A mobile money service that will allow mostly rural woman in Nigeria to transfer money to each other launches today using an innovative new financial system called Stellar.
Stellar.org is a nonprofit foundation that supports a universal financial platform, and the startup has been a part of the Fast Forward accelerator, which is funded in part by Google GOOGL +1.43%.org and BlackRock BLK -0.64%. It is teaming up with fintech service provider Oradian, which already provides core-banking software for local financial organizations in West Africa. This project is aimed at 300,000 potential users — of which over 90% are women — and will service 200 branches.
Until now, if you wanted to send money to Nigerian rural areas it often involved cash being entrusted to a bus driver or someone else travelling from one place to another.
“Oradian is launching a money transfer network in rural Nigeria that will connect microfinance institutes (MFIs) in underserved areas,” says Joyce Kim, Stellar.org’s executive director. “The goal of this integration is to provide affordable financial services to communities where it is extremely difficult to send money and enable these disconnected communities to participate in the economy.”
“The rural focus is incredibly important,” the live-wire Kim told me. “Over half of Nigeria’s population lives in rural communities, yet they are drastically underserved when compared to their urban peers. Doesn’t everyone deserve to fully participate in the economy around them and to have financial access?

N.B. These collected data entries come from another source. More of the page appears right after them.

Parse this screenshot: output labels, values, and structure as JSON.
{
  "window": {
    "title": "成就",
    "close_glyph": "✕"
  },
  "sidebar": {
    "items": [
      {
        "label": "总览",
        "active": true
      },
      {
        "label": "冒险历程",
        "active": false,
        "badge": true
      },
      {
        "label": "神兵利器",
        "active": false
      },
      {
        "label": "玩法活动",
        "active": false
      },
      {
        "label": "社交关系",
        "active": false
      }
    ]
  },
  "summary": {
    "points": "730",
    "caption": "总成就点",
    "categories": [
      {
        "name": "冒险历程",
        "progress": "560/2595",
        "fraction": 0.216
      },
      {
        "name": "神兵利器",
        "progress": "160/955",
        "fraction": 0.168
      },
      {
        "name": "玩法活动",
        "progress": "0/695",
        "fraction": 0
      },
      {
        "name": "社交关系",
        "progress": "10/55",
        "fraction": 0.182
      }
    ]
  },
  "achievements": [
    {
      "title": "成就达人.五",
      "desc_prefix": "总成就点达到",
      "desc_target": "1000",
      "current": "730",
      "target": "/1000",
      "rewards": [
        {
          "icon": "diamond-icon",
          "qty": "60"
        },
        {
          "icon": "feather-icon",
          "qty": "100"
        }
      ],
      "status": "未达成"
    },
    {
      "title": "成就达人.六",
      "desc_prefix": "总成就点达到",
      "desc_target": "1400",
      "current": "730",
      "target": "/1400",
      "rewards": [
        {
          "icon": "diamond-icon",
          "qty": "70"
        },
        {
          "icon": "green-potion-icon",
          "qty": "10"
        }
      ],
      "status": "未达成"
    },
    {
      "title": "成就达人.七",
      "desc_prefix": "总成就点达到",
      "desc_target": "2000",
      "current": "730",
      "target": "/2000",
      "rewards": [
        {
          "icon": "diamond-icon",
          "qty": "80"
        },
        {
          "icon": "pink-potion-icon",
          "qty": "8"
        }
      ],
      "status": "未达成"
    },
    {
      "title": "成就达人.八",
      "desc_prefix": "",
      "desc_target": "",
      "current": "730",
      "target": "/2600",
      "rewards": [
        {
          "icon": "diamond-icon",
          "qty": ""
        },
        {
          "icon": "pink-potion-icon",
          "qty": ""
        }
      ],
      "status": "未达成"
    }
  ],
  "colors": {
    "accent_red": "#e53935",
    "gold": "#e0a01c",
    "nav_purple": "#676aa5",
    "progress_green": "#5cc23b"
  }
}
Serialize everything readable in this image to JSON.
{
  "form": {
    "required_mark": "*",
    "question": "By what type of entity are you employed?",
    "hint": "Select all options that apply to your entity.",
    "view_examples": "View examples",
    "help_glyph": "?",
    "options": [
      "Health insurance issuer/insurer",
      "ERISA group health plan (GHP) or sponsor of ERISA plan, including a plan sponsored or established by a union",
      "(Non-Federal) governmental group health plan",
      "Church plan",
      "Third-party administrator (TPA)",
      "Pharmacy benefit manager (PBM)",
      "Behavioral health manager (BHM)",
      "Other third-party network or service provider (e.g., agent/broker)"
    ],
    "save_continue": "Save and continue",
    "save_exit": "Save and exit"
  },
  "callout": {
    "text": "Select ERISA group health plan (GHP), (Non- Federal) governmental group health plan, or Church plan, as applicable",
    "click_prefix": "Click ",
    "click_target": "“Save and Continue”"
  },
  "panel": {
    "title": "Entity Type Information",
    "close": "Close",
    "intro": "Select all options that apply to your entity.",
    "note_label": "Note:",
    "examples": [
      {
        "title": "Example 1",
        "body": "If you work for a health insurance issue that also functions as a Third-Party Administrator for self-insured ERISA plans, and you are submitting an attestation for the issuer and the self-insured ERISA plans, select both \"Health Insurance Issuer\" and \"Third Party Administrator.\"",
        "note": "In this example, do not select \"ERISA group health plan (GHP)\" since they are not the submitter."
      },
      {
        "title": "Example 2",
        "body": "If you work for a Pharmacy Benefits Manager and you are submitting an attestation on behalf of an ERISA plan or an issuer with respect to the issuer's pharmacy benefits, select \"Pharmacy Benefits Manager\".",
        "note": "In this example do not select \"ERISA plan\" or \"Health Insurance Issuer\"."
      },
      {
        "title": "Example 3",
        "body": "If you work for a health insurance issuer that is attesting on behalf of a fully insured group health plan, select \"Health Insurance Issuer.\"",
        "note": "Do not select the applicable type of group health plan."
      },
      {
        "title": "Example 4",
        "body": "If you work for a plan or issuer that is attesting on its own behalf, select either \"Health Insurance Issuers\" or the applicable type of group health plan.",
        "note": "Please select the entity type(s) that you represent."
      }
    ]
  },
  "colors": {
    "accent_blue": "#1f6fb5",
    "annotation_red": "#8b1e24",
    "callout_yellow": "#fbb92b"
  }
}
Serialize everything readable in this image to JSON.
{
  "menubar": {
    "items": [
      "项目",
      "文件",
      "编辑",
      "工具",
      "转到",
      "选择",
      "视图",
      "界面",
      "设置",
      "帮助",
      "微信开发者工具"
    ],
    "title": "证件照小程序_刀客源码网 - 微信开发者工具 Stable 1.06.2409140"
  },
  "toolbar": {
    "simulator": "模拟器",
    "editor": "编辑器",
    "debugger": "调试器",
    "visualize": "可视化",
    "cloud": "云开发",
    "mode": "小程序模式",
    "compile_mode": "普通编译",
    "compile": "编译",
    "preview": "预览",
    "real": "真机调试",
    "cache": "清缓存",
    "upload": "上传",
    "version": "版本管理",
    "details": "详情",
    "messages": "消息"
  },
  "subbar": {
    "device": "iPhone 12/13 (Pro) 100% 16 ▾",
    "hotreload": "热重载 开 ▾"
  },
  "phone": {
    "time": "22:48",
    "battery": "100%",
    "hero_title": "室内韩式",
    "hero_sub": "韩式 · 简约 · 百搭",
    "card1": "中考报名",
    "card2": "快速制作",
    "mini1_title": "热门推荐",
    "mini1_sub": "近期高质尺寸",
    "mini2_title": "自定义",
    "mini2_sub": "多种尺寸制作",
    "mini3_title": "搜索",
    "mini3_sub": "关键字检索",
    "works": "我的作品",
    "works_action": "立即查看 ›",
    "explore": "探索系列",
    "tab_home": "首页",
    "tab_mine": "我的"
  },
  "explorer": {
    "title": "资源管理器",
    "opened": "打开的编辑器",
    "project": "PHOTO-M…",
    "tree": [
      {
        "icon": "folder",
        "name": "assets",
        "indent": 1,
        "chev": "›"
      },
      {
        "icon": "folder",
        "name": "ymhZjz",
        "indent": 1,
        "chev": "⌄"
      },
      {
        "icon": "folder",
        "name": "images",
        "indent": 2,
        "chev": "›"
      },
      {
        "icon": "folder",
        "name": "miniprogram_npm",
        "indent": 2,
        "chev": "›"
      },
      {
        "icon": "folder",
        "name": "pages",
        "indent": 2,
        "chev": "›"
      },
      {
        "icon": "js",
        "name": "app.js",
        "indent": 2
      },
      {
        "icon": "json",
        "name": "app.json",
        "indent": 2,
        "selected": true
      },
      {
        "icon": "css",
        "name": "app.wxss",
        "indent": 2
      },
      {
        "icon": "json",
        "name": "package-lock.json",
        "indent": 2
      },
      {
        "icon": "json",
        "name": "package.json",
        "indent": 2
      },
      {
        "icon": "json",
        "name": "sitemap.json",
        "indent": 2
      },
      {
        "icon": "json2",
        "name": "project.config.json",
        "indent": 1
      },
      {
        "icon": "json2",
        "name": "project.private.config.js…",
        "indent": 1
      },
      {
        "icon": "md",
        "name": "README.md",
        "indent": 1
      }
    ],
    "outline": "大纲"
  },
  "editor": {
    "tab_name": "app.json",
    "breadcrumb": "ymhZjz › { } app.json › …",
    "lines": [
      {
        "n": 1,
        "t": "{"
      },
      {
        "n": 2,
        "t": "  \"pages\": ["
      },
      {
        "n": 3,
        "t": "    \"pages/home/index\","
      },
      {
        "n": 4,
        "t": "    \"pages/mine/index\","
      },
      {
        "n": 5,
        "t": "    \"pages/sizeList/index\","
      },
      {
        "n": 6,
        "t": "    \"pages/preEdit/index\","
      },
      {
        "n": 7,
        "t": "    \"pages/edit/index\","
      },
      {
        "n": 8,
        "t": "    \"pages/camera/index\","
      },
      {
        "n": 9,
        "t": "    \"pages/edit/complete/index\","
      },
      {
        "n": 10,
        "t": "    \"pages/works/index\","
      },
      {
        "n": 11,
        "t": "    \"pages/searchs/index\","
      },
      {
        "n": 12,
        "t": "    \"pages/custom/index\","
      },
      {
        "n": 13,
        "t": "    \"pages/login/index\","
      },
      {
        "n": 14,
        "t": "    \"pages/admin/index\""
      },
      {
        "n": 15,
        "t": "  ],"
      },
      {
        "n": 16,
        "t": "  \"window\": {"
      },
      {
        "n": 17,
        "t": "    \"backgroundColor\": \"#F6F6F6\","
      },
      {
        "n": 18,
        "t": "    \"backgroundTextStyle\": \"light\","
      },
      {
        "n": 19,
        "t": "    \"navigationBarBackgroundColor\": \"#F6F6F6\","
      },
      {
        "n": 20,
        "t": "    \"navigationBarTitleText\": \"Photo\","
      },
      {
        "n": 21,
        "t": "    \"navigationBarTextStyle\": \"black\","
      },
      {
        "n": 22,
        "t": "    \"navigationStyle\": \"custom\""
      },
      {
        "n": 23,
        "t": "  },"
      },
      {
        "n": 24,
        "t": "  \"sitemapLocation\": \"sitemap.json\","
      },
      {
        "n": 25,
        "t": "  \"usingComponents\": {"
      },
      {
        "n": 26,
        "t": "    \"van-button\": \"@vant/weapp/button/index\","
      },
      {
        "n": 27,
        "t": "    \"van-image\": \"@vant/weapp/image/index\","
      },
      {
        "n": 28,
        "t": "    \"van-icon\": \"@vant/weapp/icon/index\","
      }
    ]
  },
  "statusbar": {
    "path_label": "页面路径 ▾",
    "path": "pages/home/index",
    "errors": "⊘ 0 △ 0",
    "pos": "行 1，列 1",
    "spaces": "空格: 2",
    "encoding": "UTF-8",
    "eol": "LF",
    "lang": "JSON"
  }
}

Hopefully, this project will help bring an equal level of access to communities that have been traditionally hard to reach because of the cost of infrastructure development.”
Most of Nigeria’s 150m people do not have a bank account or are underbanked, which makes transferring “notoriously difficult and particularly punishing for the poor,” she says.
“Oradian’s innovative core-banking platform, Instafin, is used by microfinance institutions all over Nigeria. By integrating the Stellar network, Oradian will enable two things. First, MFIs will be able to transfer money between their branches seamlessly. Second, MFI customers who are mainly based in rural areas will be able to send money to other MFI customers in distant villages or cities, in real time, by simply visiting their local MFI.”